In the wake of the Fornero reform of the pension system, a debate got under way on the possibility of exempting specific groups of workers impacted especially heavily by the changes from the more stringent pension eligibility requirements. These workers were “early leavers” (esodati) who had left work or had accepted/decided major changes in their work situations prior to retirement whom the reform would have forced to postpone receipt of pension benefits.

 

Since then, seven safeguard measures have been approved, involving about 10 per cent of the annual flow of new old age and seniority pensions in 2014 and 2015, generating total additional expenditure between 2013 and 2023 of €11.4 billion, about 13 per cent of the savings envisaged by the Fornero reform. The overall experience with the safeguard measures passed since 2012 has raised a number of issues, which are addressed in the Focus Paper.

 

An initial issue concerns the complexity of the legislation itself, which affects both the institutions called upon to implement the safeguards and the potential beneficiaries, who must understand it in order to submit applications.
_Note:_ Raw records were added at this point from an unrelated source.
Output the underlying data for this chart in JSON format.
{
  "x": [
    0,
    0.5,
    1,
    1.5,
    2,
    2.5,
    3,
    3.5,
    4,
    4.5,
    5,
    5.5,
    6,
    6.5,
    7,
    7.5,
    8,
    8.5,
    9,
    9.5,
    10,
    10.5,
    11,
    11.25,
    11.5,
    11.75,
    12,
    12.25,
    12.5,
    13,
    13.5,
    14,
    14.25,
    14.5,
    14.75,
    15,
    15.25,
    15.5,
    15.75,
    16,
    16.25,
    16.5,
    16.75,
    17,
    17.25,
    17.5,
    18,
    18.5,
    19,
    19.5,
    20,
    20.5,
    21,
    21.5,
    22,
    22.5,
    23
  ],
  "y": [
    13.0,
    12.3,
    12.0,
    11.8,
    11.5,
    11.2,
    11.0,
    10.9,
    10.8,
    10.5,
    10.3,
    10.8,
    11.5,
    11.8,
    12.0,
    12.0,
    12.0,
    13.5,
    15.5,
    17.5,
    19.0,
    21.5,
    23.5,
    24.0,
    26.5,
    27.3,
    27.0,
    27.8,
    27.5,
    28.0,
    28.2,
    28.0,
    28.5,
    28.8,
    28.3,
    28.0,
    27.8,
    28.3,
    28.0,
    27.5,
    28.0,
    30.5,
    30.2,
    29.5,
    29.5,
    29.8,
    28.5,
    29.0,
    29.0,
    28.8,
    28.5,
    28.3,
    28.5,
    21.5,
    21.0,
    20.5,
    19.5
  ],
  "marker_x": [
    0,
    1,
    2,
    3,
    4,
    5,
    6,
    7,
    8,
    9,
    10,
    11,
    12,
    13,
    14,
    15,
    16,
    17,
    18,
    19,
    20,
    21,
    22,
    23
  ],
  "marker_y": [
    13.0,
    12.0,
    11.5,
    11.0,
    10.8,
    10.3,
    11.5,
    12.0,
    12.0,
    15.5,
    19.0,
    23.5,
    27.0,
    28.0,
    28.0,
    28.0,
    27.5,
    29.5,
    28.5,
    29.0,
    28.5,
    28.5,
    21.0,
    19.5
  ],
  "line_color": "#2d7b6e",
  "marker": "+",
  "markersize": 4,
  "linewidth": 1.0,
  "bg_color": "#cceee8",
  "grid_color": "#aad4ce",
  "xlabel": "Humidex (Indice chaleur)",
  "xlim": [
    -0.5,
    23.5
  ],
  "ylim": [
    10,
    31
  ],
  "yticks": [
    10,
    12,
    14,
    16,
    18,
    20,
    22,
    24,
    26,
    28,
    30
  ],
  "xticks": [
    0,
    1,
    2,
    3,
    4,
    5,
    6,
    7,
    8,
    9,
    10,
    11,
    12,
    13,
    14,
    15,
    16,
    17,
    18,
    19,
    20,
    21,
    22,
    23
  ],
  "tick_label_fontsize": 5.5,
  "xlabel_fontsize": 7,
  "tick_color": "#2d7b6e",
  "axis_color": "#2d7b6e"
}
More important issues regard the policy sphere. The first safeguard measures could be seen as necessary refinements of a reform adopted, like the Fornero Act, as an urgent measure to deal with an economic emergency. The subsequent safeguard measures, which not only loosened the requirements to qualify for the exemptions for the initial categories of workers involved but also progressively included entirely new categories of early leavers, revealed uncertainties in defining those meriting protection and difficulties in gathering reliable information in order to delineate the groups of potential beneficiaries.

 

Over time, the various safeguard mechanisms have covered almost all expectations, gradually including even those who had taken decisions long before the Fornero reform and were waiting for pensions that would begin long after the reform took effect. In hindsight, rather than representing a tool for safeguarding workers facing economic hardship in the years between leaving work and receiving their first pension payment (early leavers proper), the safeguard measures appear to compensate for the inadequacy of passive labour policies or other welfare mechanisms, thereby making policy design and the priorities of public action less transparent.